What happens over the course of the ensuing night can be written on a cocktail napkin. He feeds his wife some sleeping pills at her beckoning. He looks at the dinner left for him on the table and stashes it away in the fridge disgustedly. He pulls out a cookbook, throws on an apron, and sets to work preparing something tastier.

Rummaging in the pantry, he finds a gun wrapped in newspaper clippings about John Dillinger. He carefully disassembles the gun, meticulously cleans each part, reassembles it, paints it bright red with white polka dots, loads it, fantasizes blowing his brains out, and then, without a hint of emotion, shoots his sleeping wife in the head through a carefully arranged stack of pillows.

This is existential black comedy at its most absurdly detached. Piccoli reminded me of Elliott Gould’s mumbling Philip Marlowe, ambling about in search of food for his finicky cat, in Altman’s The Long Goodbye. Only Piccoli sustains this for the entire film as if wandering through a fog toward a distant moment of clarity, finally lowering his mask and re-discovering his true self by pulling a trigger.

He takes a break in his cooking and gun cleaning to seduce the maid and settles in to enjoy his meal while watching home movies projected on the living room wall. It’s a movie that is defiantly not about what happens. It is rather about how what happens happens. The seduction scene is odd and emotionless and, yet, strangely sensual as Glauco drizzles honey down the maid’s back and licks it from his finger.

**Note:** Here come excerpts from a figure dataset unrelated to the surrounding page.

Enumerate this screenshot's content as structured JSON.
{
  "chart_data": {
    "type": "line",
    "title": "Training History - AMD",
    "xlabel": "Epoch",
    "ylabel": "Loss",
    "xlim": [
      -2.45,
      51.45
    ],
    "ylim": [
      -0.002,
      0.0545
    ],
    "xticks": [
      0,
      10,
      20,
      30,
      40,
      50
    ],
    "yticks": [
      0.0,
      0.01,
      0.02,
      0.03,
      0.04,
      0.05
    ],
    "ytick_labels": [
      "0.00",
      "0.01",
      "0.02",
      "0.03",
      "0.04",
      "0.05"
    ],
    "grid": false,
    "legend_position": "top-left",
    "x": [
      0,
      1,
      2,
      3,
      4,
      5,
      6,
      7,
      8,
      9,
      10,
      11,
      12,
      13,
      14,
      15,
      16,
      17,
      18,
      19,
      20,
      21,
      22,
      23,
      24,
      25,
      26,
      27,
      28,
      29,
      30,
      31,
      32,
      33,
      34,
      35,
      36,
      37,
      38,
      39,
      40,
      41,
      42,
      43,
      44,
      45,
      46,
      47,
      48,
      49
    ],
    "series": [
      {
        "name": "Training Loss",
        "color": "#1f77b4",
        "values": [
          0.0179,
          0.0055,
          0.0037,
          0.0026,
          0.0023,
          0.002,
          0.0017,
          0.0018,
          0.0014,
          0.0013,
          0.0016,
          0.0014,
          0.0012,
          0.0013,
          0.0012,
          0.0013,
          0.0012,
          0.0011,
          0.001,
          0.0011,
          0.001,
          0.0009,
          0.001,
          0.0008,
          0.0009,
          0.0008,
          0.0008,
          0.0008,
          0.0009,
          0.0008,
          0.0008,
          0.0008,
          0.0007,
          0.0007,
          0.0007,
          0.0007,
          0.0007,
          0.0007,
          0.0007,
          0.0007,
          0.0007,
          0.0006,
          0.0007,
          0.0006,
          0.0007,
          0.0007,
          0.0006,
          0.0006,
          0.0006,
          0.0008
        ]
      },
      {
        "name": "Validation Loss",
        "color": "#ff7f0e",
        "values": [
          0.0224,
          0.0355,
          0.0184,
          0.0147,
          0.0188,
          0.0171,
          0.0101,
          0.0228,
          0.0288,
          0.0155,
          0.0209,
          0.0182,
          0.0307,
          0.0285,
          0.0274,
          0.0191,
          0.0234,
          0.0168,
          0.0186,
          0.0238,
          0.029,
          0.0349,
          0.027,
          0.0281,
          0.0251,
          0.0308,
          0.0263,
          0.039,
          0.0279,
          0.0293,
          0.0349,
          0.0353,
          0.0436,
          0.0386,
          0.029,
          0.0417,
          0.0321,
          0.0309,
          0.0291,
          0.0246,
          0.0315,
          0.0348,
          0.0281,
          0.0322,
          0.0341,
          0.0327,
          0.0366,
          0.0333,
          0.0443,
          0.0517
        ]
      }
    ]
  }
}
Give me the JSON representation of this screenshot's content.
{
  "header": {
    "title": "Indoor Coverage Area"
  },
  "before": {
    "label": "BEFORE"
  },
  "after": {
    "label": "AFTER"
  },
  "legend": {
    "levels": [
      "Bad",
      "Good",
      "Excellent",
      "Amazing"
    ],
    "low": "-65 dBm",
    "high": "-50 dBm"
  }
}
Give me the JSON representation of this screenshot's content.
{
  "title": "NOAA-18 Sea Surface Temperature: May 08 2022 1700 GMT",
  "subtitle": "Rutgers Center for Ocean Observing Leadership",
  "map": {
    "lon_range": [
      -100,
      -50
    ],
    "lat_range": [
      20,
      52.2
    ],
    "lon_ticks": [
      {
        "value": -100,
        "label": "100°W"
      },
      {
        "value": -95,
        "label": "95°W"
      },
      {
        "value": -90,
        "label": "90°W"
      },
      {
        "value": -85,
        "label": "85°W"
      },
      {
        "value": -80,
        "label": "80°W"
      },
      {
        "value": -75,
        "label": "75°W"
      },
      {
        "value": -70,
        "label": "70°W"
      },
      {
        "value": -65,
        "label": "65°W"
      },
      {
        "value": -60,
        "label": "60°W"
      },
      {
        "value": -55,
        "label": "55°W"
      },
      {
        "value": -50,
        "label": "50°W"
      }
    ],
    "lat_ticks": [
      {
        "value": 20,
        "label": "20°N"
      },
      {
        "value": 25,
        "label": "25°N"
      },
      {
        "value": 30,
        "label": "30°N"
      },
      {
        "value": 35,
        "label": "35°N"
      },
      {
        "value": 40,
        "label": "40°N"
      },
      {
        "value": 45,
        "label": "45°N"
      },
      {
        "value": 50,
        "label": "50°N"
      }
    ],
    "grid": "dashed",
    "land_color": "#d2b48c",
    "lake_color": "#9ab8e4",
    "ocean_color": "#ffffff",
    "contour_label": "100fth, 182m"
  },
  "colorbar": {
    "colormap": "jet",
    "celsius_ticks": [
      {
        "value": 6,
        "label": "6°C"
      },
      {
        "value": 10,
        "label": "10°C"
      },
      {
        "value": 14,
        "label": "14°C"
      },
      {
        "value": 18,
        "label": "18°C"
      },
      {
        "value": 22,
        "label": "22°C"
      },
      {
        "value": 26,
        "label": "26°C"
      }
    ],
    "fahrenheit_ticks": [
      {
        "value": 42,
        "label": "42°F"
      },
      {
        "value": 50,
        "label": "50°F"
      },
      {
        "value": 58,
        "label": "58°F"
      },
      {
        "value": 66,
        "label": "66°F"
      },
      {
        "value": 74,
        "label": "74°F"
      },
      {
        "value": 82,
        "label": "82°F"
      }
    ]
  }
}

And the home movie sequence is a candidate for my favorite such scene ever, topping even the home movie interlude in Paris, Texas. Glauco projects footage of a bullfight with him and his wife looking on from the stands followed by footage of them on vacation at a beach and at an amusement park. In each case, he approaches the wall and tries to touch the images, tries to become one with them. It’s cinema at it most beautiful and most enigmatic.